Ozan Sihay published the full prompt in his follow-up post, showed the result in the demo clip, and clarified in replies that the current ceiling is 10 seconds in one answer and another. He also named Seedance 2.0 in a reply, which makes the interesting bit here less about one model shipping one feature, and more about a two-model workflow where one model translates style and another renders the video.
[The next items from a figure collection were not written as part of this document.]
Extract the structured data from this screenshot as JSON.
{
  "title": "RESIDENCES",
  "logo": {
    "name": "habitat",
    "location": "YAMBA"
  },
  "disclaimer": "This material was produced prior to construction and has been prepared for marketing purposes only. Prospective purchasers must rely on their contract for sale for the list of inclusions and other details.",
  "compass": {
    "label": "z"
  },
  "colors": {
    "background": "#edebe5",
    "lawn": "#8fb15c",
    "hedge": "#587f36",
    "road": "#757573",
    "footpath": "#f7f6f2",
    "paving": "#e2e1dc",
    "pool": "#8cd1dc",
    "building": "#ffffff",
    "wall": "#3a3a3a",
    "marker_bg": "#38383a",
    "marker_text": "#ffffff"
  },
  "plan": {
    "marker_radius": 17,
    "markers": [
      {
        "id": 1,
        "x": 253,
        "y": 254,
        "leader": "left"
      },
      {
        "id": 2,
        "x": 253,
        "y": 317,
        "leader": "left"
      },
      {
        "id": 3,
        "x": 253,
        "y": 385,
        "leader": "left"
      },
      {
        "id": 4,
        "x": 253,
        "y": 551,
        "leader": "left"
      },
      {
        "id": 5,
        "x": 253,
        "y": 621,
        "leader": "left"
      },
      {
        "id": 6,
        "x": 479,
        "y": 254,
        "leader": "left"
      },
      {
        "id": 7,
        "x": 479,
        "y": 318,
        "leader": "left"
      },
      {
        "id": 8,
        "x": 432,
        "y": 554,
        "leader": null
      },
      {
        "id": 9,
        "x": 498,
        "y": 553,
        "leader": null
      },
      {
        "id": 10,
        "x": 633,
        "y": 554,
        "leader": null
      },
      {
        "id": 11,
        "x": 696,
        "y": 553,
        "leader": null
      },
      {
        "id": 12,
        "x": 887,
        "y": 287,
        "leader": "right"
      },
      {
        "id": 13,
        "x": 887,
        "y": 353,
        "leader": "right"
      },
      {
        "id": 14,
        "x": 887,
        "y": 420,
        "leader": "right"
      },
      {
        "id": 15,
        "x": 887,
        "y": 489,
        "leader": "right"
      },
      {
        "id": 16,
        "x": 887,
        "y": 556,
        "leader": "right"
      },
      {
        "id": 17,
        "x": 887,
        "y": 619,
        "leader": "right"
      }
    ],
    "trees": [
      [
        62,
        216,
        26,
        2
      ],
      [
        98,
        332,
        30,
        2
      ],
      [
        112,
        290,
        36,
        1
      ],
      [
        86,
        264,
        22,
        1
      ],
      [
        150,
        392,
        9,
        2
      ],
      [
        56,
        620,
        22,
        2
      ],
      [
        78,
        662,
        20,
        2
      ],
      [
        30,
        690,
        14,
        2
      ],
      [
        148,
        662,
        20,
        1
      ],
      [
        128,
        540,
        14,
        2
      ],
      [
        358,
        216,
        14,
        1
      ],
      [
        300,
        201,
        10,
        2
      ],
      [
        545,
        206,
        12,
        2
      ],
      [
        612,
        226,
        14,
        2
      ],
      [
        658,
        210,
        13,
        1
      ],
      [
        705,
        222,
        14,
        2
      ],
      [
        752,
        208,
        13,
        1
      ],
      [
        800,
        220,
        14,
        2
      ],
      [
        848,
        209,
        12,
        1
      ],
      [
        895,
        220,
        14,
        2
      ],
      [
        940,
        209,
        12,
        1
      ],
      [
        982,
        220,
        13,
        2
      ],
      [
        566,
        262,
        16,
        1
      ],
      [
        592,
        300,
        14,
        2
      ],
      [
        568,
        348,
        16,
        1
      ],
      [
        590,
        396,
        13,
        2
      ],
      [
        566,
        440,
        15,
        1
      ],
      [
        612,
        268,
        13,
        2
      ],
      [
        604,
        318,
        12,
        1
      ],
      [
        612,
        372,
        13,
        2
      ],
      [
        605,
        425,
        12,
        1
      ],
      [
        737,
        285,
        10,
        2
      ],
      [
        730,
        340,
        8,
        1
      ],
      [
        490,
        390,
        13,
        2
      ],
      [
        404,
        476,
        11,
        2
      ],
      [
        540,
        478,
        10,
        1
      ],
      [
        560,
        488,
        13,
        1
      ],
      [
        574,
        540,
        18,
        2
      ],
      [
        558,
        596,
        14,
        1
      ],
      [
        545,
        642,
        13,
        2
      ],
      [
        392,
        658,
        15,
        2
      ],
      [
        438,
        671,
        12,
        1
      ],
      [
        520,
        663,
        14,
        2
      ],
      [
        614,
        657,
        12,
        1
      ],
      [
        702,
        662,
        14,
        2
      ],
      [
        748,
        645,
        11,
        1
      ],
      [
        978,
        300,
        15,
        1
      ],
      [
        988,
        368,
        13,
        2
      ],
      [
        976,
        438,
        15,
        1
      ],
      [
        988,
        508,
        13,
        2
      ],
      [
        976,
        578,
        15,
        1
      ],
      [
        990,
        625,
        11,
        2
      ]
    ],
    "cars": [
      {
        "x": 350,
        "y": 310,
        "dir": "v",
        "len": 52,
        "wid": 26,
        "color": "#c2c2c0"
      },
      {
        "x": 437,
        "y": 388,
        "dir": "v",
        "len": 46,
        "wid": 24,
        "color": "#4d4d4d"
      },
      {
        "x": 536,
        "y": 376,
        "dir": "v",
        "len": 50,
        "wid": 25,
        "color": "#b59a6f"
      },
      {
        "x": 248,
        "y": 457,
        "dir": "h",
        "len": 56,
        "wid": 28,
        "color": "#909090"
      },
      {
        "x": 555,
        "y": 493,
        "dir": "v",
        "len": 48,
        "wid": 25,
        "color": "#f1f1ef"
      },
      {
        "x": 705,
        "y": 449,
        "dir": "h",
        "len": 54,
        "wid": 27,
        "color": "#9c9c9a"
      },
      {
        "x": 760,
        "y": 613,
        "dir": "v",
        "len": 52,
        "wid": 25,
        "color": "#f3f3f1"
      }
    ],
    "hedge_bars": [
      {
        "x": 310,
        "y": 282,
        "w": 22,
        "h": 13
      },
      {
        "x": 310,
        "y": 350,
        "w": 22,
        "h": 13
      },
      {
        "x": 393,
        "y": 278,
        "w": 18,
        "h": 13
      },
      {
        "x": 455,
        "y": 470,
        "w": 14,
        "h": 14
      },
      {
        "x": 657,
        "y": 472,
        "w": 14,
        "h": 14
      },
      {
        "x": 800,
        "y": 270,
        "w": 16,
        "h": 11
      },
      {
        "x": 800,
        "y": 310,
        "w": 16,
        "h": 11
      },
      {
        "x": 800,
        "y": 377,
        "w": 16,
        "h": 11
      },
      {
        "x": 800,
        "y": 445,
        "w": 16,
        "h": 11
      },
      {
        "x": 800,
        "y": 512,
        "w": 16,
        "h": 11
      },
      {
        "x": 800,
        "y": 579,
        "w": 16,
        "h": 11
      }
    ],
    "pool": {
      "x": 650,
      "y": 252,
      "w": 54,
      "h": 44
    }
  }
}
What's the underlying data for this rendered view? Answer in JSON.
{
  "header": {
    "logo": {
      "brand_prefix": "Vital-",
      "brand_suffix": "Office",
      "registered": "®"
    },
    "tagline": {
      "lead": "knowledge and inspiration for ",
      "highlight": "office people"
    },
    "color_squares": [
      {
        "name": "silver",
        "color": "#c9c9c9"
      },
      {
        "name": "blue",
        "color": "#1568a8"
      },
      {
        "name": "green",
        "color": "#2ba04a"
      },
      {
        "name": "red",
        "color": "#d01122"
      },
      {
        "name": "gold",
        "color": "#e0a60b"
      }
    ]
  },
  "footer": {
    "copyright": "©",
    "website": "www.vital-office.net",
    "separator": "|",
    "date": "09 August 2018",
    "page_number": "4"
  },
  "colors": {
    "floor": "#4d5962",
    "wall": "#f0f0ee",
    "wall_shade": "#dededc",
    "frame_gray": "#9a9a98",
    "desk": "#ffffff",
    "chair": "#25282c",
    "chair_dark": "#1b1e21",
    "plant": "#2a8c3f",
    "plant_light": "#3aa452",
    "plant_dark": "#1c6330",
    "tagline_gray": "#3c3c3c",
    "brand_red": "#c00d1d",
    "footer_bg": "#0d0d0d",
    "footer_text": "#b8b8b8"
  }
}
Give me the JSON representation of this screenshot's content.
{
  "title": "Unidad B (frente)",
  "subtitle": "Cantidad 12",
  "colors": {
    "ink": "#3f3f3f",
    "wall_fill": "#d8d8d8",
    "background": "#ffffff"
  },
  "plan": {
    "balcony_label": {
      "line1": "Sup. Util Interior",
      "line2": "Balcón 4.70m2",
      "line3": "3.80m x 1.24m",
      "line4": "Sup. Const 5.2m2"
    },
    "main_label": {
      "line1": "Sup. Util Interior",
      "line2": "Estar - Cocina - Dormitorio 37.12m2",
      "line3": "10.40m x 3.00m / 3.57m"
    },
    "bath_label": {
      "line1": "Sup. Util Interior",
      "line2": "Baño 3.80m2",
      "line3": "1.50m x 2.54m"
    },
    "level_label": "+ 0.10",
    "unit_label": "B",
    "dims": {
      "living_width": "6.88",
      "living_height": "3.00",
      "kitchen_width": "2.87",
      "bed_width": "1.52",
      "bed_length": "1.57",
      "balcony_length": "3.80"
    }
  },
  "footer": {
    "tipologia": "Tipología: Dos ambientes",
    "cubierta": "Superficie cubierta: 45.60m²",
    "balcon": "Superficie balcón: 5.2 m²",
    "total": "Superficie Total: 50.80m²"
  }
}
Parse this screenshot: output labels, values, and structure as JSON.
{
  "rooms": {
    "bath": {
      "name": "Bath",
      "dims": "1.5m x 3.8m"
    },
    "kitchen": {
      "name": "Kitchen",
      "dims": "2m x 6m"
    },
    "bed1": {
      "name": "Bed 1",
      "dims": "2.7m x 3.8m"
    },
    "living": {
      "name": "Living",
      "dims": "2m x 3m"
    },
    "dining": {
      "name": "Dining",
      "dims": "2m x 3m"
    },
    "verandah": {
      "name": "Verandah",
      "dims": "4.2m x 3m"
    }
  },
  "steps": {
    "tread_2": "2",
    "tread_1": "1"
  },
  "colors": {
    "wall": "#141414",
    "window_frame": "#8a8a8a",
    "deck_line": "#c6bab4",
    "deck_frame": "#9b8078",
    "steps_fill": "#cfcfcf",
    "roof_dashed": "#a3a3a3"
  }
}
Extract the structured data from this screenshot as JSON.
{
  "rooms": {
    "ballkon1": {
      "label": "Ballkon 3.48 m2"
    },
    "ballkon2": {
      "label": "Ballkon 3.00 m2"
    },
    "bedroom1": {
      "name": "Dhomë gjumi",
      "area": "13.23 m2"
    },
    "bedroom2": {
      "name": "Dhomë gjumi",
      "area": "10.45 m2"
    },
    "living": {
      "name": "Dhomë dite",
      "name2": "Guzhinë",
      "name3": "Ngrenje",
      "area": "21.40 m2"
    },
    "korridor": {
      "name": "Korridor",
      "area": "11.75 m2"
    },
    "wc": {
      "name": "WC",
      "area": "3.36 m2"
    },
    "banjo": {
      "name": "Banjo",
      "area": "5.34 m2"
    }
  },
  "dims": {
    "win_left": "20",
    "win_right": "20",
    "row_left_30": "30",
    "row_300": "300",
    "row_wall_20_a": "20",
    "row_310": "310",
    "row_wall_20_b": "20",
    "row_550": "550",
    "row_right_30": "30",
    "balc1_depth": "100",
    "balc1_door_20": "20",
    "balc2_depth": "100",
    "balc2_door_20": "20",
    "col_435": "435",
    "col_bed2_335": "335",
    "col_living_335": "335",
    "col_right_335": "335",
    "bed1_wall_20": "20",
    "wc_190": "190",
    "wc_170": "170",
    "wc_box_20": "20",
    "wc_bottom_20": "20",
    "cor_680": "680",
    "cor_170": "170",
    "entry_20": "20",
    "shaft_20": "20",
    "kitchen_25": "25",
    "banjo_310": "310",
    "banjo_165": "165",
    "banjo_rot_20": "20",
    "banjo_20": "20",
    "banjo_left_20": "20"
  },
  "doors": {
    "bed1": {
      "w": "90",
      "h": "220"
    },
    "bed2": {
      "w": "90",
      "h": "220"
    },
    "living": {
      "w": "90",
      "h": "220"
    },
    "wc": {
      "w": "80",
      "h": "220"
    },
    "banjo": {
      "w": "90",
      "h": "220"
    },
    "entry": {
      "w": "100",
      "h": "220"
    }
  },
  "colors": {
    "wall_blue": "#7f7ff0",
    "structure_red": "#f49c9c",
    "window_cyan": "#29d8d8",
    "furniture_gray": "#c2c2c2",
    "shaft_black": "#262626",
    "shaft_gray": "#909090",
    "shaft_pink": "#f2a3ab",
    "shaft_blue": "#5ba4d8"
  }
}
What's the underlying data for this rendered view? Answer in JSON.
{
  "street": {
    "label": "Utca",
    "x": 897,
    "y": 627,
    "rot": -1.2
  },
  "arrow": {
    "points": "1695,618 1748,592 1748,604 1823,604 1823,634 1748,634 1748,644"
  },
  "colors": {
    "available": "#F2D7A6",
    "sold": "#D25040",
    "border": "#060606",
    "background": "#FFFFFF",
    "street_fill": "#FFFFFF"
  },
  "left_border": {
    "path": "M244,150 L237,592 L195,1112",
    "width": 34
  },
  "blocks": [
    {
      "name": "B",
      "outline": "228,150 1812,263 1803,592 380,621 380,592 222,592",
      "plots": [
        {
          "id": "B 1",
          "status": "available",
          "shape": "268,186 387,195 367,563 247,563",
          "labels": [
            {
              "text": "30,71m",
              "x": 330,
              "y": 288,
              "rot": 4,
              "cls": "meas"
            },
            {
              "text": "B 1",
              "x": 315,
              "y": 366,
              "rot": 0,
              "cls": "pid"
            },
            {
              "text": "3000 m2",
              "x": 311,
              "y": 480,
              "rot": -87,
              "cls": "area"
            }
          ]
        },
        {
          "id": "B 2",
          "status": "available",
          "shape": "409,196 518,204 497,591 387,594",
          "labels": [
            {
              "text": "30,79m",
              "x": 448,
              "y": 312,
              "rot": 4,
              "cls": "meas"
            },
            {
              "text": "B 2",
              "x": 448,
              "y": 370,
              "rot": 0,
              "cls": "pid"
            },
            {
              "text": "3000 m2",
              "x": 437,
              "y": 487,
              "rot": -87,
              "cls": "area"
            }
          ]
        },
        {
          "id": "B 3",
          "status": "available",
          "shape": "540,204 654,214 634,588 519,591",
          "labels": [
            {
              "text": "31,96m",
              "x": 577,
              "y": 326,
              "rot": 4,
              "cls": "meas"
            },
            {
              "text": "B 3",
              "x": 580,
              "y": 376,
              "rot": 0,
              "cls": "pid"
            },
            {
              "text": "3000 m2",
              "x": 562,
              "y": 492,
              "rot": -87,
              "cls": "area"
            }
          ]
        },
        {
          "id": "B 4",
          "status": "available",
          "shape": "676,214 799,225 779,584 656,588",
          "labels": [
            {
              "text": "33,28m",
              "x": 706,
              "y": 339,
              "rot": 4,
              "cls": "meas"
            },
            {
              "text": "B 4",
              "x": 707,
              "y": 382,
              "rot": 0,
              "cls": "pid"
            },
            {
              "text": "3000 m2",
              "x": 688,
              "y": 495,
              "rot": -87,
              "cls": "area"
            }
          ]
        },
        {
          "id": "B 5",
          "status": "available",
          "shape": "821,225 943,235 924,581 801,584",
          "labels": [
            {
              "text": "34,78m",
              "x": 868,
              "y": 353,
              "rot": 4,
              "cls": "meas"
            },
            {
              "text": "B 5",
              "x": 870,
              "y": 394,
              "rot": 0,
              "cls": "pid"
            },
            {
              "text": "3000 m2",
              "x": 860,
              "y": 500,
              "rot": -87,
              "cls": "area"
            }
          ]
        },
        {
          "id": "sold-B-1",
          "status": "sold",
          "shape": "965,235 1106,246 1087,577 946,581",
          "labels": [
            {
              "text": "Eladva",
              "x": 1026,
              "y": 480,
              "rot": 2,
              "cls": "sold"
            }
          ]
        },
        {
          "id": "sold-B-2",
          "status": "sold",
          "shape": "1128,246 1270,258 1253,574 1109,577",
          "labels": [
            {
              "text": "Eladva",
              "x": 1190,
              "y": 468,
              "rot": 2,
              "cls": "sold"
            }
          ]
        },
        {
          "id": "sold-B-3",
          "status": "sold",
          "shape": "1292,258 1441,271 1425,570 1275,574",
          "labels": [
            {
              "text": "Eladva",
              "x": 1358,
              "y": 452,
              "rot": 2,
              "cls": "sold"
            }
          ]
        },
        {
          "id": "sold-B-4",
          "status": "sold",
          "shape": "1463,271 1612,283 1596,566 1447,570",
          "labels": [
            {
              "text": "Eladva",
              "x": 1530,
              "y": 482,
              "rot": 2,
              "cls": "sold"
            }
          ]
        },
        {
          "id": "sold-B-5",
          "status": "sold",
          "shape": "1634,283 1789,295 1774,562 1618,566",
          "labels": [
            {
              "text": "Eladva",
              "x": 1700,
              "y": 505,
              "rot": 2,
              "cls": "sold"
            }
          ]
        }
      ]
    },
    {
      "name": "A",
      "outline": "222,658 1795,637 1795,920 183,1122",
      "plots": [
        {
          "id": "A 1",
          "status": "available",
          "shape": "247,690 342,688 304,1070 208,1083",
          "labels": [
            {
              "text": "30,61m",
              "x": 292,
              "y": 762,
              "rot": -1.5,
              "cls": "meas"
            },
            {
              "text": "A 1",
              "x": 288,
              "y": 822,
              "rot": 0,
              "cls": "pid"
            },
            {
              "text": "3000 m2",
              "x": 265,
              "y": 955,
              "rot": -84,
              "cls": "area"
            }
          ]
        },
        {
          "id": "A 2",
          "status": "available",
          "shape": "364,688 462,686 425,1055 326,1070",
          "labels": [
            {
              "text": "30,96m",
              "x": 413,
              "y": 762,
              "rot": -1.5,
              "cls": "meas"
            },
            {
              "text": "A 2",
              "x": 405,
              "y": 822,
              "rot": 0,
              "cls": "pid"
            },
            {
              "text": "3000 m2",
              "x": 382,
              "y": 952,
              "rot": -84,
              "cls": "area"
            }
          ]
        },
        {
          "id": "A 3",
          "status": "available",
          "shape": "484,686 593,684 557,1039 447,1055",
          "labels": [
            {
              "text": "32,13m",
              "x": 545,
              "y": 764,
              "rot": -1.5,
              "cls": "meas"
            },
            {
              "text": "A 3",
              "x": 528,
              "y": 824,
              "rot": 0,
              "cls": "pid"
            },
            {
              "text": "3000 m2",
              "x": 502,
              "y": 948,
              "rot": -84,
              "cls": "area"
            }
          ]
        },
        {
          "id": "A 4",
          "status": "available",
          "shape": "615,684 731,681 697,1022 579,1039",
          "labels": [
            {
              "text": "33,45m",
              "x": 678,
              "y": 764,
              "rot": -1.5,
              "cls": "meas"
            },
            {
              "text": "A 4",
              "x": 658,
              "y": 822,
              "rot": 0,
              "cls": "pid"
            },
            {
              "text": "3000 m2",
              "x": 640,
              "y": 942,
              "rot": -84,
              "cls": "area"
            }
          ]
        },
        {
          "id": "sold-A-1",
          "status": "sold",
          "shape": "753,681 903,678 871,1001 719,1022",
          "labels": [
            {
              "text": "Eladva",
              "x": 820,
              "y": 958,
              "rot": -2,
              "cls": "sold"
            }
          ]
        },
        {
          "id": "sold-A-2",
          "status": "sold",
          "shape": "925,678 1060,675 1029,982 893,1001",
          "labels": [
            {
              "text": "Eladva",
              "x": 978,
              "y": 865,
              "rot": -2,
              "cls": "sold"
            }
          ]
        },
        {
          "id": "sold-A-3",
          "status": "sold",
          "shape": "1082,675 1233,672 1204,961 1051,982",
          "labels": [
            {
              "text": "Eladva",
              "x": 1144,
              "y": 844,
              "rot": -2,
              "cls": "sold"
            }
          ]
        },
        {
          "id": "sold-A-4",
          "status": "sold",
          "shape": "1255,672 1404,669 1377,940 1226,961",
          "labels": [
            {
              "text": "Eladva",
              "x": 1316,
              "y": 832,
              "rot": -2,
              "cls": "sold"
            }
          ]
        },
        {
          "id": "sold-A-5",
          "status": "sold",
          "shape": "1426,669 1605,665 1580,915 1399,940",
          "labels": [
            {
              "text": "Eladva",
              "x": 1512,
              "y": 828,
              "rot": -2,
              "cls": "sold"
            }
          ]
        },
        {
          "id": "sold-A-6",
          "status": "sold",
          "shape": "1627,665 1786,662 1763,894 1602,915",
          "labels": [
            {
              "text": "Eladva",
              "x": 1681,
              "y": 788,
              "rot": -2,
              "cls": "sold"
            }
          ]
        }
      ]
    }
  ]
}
Reference-to-prompt handoff
The trick in ozansihay's demo is to use Gemini Omni as a style analyst, not the final renderer. The model ingests a reference image, extracts its design language, and returns a single prompt meant to be pasted into another video system.
That separation matters because the prompt in ozansihay's full text bans vague phrases like "like the reference image" or "in this style." The output has to restate the look in enough detail that a second model can reproduce it cold.
Preservation constraints
Most of the prompt is a guardrail stack. It tells the model to change only the visual layer while preserving performance and identity.
The constraints in the published prompt break down into five parts:
- Return only the final prompt text, with no explanation or bullet list.
- Describe the reference style explicitly: color palette, composition, background texture, typography, graphic elements, collage or doodle details, lighting, contrast, grain, halftone, paper texture, motion feel, atmosphere.
- Preserve the person's face, identity, voice, speaking, lip sync, facial expressions, and hand gestures.
- Analyze the video's topic, then add fitting symbols, icons, shapes, stickers, collage pieces, doodle lines, brush effects, or motion-graphics details.
- Pull only a few key words from the spoken content for on-screen text, with no long captions or full transcription.
For creative teams, this reads like a reusable spec for restyling talking-head clips into posterized social edits without losing sync.
10-second ceiling
The obvious catch is duration. In one reply and another, ozansihay said the system currently generates a maximum of 10 seconds.
That limit changes the shape of the workflow. It fits teasers, ad snippets, social cutdowns, and test shots better than longer narrative scenes.
Seedance 2.0 as the render step
When someone asked which app to use, ozansihay answered that the real work is mostly in the prompt, then suggested Seedance 2.0. That adds one more concrete detail to the stack: Gemini Omni is doing style translation, while Seedance 2.0 is the model he recommends for the actual render.
The workflow shown across the main post, the full prompt, and the model reply is simple:
- pick a reference visual
- have Gemini Omni convert that reference into a standalone style prompt
- keep the original speaker performance intact
- send the finished prompt to a video model for generation
It is a neat little unbundling of the creative pipeline. One model watches and describes, another model draws.